I just hate to think about shutting the outdoors off to anyone, for any reason.

I guess maybe I need to give this one a little more thought.

Albert A Rasch said...

OV,

That's great news and one of the few examples of a logical governance that I have heard of.

Thanks for the info!

Regards,
Albert
PeTA: Cruel to Children
Where do Donations to the HSUS Go?.

Rick Kratzke said...

I agree 100% with this statement, “While these types of activities may not always create a significant impact to an individual WMA, they do create a considerable amount of unnecessary disturbance to both wildlife and wildlife habitat,”

Othmar Vohringer said...

Arthur - the ban for geocachers and paintballers is, as I understand, only in place during hunting season.
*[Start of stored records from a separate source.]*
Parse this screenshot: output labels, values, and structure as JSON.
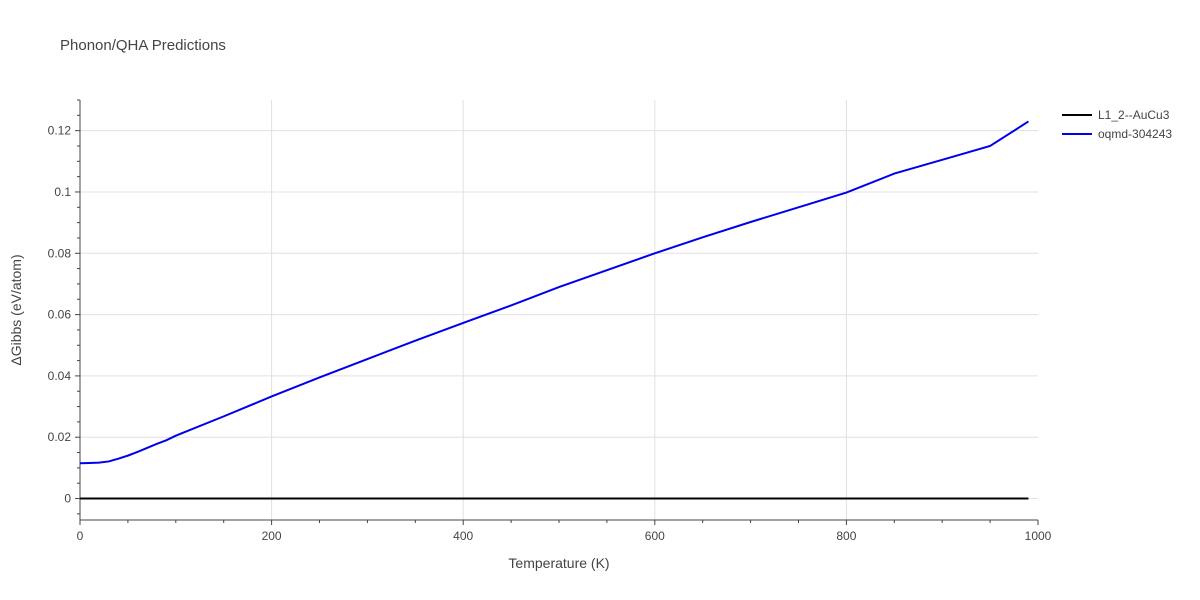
{
  "chart_data": {
    "type": "line",
    "title": "Phonon/QHA Predictions",
    "xlabel": "Temperature (K)",
    "ylabel": "ΔGibbs (eV/atom)",
    "xlim": [
      0,
      1000
    ],
    "ylim": [
      -0.007,
      0.13
    ],
    "xticks": [
      0,
      200,
      400,
      600,
      800,
      1000
    ],
    "xtick_labels": [
      "0",
      "200",
      "400",
      "600",
      "800",
      "1000"
    ],
    "yticks": [
      0,
      0.02,
      0.04,
      0.06,
      0.08,
      0.1,
      0.12
    ],
    "ytick_labels": [
      "0",
      "0.02",
      "0.04",
      "0.06",
      "0.08",
      "0.1",
      "0.12"
    ],
    "grid": true,
    "legend_position": "top-right",
    "series": [
      {
        "name": "L1_2--AuCu3",
        "color": "#000000",
        "x": [
          0,
          990
        ],
        "y": [
          0,
          0
        ]
      },
      {
        "name": "oqmd-304243",
        "color": "#0000ee",
        "x": [
          0,
          10,
          20,
          30,
          40,
          50,
          60,
          70,
          80,
          90,
          100,
          150,
          200,
          250,
          300,
          350,
          400,
          450,
          500,
          550,
          600,
          650,
          700,
          750,
          800,
          850,
          900,
          950,
          990
        ],
        "y": [
          0.0115,
          0.0116,
          0.0117,
          0.0121,
          0.013,
          0.014,
          0.0152,
          0.0165,
          0.0178,
          0.019,
          0.0205,
          0.0268,
          0.0333,
          0.0395,
          0.0455,
          0.0515,
          0.0573,
          0.063,
          0.069,
          0.0745,
          0.08,
          0.0852,
          0.0902,
          0.095,
          0.0998,
          0.106,
          0.1105,
          0.115,
          0.123
        ]
      }
    ]
  }
}
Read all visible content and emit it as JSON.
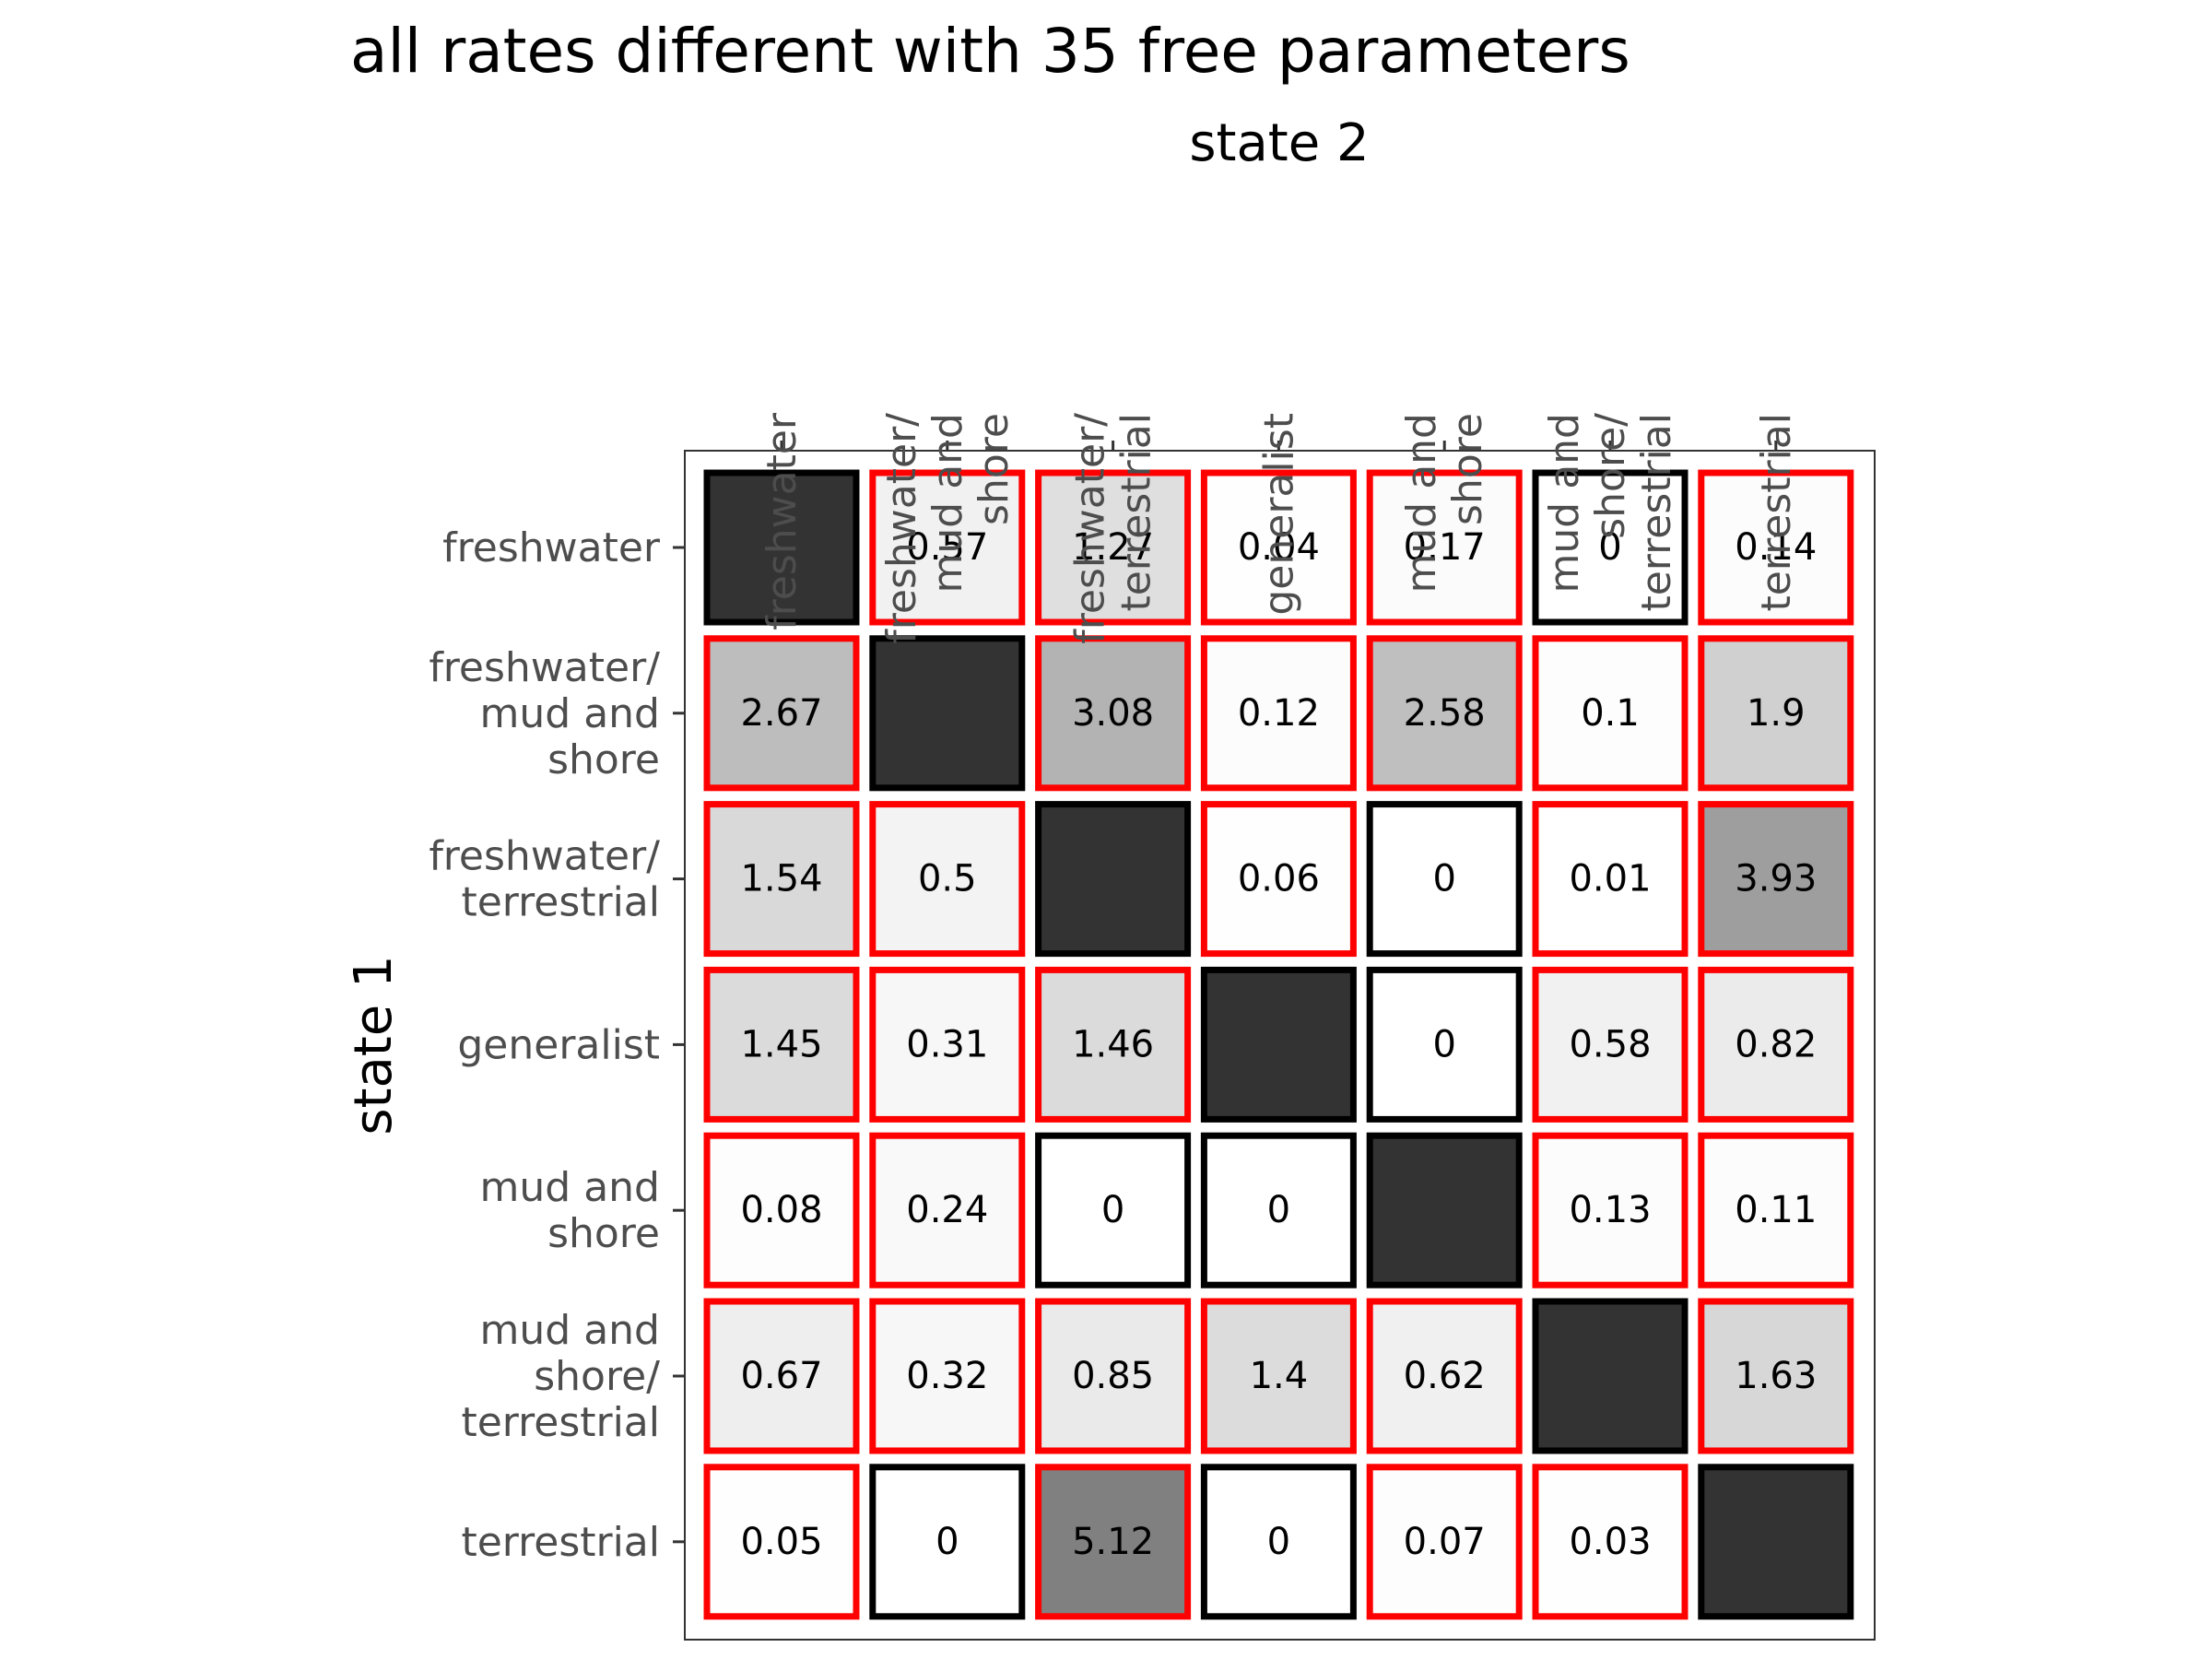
{
  "chart_data": {
    "type": "heatmap",
    "title": "all rates different with 35 free parameters",
    "xlabel": "state 2",
    "ylabel": "state 1",
    "states": [
      "freshwater",
      "freshwater/\nmud and\nshore",
      "freshwater/\nterrestrial",
      "generalist",
      "mud and\nshore",
      "mud and\nshore/\nterrestrial",
      "terrestrial"
    ],
    "values": [
      [
        null,
        0.57,
        1.27,
        0.04,
        0.17,
        0,
        0.14
      ],
      [
        2.67,
        null,
        3.08,
        0.12,
        2.58,
        0.1,
        1.9
      ],
      [
        1.54,
        0.5,
        null,
        0.06,
        0,
        0.01,
        3.93
      ],
      [
        1.45,
        0.31,
        1.46,
        null,
        0,
        0.58,
        0.82
      ],
      [
        0.08,
        0.24,
        0,
        0,
        null,
        0.13,
        0.11
      ],
      [
        0.67,
        0.32,
        0.85,
        1.4,
        0.62,
        null,
        1.63
      ],
      [
        0.05,
        0,
        5.12,
        0,
        0.07,
        0.03,
        null
      ]
    ],
    "value_range": [
      0,
      5.12
    ],
    "fill_low": "#ffffff",
    "fill_high": "#808080",
    "diagonal_fill": "#333333",
    "border_free_parameter": "#ff0000",
    "border_other": "#000000",
    "legend": "none"
  }
}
When I lived in Illinois I hunted in state park and a few times hikers and mountain bikers would scare deer away from my stand location. It is my opinion and only mine that at least during hunting season all other activities should be stomped to give hunters a chance and for the sake of safety.

Albert and Rick, O too find this a common sense solution. The hunting season only lasts four to four and a half months and during that time I think the woods should belong to the hunters alone for reasons I stated above.